I grew up in the Tin Pan Alley days, so I knew everything that came over the radio by heart. But I didn't take music seriously until I was in the army. During the war, I went overseas in 1943, in China, Burma and India. A guy in my outfit was an alto sax player and I started studying theory with him, and singing in the little chapel in the choir. He helped me along vocally. I studied music pretty seriously while over there, cause we had the time out there in the jungles, and when I came back I got into Juilliard that summer, stayed there for a couple of years and then went to the University of Arizona, then to USC. When I studied, it was all classics: the Italian anthology, then the French songs, then the German Lieder.
With such a "serious" music background, how did you happen to start writing in a folk style?

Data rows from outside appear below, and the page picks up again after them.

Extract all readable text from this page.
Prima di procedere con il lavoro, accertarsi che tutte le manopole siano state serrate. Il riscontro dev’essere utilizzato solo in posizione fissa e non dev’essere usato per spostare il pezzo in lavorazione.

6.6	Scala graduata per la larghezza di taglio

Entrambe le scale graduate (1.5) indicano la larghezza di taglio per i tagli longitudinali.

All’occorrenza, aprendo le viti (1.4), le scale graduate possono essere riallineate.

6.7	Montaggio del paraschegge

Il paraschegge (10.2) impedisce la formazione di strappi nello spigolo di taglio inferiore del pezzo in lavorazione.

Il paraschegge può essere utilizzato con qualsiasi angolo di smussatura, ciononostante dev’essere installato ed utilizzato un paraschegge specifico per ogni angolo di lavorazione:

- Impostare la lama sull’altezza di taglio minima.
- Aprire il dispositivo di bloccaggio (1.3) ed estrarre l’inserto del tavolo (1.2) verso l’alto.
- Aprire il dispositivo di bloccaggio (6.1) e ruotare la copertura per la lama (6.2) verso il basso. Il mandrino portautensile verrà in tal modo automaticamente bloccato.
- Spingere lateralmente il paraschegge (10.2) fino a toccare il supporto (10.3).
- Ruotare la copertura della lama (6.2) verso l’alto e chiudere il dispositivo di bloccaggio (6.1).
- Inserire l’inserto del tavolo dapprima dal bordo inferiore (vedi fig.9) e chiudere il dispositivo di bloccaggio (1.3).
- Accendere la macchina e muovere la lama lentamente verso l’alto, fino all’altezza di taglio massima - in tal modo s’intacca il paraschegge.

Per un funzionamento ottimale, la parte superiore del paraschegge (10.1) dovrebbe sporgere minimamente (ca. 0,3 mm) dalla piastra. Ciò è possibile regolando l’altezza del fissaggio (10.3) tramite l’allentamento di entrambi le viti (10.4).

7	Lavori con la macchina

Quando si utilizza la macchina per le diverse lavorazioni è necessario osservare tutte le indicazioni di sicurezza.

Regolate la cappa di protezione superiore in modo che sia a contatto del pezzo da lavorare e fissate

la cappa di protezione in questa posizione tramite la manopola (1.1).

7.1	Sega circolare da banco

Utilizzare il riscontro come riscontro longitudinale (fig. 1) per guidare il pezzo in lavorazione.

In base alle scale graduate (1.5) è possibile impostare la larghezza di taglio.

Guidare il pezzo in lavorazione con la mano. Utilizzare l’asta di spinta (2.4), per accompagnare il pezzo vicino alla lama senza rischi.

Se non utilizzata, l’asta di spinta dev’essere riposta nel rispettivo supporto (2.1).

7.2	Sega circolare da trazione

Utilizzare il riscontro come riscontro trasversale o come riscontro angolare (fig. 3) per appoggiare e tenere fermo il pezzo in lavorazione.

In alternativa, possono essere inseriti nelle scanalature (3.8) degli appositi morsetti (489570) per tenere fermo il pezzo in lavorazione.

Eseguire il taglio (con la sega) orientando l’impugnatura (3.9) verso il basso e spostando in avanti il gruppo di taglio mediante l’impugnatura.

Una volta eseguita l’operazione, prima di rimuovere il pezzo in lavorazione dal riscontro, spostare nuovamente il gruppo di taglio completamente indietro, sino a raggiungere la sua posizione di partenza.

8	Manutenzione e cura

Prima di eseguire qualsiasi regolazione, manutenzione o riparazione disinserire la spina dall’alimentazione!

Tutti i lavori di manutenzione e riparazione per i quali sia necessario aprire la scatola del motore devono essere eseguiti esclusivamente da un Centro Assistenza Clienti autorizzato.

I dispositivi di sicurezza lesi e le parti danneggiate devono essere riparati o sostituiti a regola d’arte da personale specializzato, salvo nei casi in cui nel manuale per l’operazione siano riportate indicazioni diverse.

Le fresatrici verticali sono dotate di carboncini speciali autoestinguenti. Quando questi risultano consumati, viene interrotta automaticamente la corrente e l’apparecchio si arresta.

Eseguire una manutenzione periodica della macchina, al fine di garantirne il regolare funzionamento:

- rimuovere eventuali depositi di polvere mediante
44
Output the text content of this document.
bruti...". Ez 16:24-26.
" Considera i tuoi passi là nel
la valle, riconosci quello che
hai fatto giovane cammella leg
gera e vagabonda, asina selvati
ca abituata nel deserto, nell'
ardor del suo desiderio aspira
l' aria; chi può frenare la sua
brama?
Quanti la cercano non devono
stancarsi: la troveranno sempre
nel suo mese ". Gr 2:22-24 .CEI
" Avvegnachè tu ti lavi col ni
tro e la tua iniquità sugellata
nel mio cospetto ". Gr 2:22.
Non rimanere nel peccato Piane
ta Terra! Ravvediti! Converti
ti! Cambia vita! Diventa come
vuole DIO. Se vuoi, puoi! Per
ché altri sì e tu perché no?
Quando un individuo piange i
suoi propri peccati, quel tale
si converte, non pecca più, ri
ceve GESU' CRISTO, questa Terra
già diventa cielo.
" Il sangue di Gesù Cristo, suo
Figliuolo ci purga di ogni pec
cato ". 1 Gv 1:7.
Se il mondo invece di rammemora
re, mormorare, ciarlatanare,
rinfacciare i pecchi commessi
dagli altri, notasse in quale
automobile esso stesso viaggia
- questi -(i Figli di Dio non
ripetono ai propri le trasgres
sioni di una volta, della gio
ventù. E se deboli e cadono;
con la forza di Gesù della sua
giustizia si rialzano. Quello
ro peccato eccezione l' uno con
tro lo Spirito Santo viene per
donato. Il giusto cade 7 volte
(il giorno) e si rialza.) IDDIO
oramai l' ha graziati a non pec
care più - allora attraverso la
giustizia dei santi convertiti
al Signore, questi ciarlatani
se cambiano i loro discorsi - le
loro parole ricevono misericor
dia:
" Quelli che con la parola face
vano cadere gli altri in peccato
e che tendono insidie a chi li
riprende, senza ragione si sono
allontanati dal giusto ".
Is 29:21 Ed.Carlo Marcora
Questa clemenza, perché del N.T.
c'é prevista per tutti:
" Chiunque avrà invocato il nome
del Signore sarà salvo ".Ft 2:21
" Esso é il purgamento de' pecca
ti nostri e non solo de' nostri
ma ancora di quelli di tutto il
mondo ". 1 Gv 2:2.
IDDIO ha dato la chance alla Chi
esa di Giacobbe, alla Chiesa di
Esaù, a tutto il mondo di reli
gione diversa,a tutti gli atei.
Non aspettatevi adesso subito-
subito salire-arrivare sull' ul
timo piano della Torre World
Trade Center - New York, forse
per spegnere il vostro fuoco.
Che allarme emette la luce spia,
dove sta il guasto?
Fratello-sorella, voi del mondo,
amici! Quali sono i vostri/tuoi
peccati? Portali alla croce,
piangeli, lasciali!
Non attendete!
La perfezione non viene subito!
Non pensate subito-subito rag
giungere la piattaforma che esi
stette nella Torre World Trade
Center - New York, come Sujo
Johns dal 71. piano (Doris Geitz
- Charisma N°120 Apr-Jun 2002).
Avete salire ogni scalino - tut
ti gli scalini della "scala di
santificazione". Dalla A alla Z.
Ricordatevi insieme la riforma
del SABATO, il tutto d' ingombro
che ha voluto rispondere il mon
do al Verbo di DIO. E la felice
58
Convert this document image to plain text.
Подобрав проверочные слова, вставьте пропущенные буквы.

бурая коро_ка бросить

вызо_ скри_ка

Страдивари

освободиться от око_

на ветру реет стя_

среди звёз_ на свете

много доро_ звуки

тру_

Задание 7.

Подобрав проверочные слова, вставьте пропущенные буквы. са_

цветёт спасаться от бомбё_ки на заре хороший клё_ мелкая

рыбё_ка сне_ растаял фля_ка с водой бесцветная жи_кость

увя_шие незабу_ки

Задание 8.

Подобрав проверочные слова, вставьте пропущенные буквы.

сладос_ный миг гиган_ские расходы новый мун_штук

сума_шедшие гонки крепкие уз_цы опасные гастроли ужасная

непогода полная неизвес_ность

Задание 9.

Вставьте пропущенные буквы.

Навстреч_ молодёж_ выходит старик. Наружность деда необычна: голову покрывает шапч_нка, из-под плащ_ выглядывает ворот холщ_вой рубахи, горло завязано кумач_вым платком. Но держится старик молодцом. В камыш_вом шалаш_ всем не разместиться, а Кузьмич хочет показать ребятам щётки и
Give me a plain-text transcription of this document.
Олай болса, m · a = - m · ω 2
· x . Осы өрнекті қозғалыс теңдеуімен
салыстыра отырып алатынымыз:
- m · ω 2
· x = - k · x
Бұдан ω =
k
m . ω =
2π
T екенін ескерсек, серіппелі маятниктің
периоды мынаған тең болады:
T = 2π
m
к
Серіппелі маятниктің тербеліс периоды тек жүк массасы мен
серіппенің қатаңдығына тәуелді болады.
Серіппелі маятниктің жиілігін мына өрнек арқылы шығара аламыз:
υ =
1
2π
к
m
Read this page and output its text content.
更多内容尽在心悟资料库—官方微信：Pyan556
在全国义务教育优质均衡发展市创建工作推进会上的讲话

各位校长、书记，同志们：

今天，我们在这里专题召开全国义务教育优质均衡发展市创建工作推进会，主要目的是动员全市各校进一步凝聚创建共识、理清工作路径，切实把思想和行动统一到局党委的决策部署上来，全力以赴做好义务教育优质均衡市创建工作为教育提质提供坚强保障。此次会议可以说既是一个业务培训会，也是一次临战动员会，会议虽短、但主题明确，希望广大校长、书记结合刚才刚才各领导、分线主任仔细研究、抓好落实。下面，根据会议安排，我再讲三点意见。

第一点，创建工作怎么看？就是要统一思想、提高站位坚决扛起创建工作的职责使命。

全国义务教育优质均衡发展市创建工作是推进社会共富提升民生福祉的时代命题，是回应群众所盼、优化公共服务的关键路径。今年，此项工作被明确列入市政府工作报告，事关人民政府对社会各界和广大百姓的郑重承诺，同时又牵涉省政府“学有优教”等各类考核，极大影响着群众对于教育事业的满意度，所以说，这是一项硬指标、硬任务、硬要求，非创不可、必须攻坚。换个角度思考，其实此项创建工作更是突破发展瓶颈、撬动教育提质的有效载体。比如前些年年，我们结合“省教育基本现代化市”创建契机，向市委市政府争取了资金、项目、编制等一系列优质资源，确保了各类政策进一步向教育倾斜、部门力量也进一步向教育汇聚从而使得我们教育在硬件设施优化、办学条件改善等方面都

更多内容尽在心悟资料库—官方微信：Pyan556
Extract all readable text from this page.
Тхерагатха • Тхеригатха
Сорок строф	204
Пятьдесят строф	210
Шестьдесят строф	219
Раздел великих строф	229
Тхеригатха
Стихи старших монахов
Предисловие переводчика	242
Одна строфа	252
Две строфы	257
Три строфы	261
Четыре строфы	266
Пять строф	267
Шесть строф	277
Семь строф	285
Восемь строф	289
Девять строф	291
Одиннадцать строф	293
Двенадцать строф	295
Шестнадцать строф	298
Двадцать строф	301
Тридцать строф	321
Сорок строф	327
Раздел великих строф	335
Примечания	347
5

By the time I came out of my formal studies in 1949, the folk thing had really gotten big, and I started studying folk music. I did research and even had a little program while I was at USC broadcasting folk music once a week. After that, I came back to New York, played some hootenannies, and knocked around with the progressive movement so to speak. I had taken Caribbean music for granted. At that time, there was all sorts of things going on, with all of these countries crying for independence, India, Indonesia, Africa. The whole civil rights movement was brewing in America and there were a lot of ideologies getting together and I started writing songs for my act. Although I could read music and write it, I never thought of myself as a songwriter until I wrote "Jamaica Farewell," which was the first song I ever wrote. I make songwriters green with envy when I tell them that.
How did you get hooked up with Harry Belafonte?
I was doing a lot of research into the folklore of the Caribbean when we went into the Village Vanguard with Max Gordon in 1954. Then I ran into a scriptwriter for Harry Belafonte. His sister had told him about me and he wanted to hear what I had, so I let him listen to my stuff, which by that point included "Day-O" and "Jamaica Farewell." When they heard the stuff, they were just getting ready to book the Ed Sullivan Show/Colgate Comedy Hour in the 8:00 time slot on Sunday. They hired Harry to do a John Henry show, and when they heard the material, they switched the whole thing to the Caribbean, around these songs. They did the program in October of 1955 and it was a smash. Harry was working at the Waldorf at the time, so we recorded the thing for RCA at Webster Hall. RCA originally made a couple hundred thousand copies, and the thing just went and went and went.
"Day-O" was used most memorably in the film Beetlejuice and has since almost become a theme song for good vibrations in subsequent commercials and movies. How do you feel about that?
Two generations had had the song before, but after Beetlejuice all the little kindergarden kids and high school kids were walking around singing the song. It really gave it another tremendous shot all over again. I think it's great.
At 72, you've had a career most songwriters only dream about. What do you hope to accomplish with your new album?
Everybody knows my music, but nobody really knows me. People in the business know me, but the public doesn't really know who I am. I'd really like to establish that in the next year, and just have fun and play, 'cause I enjoy it.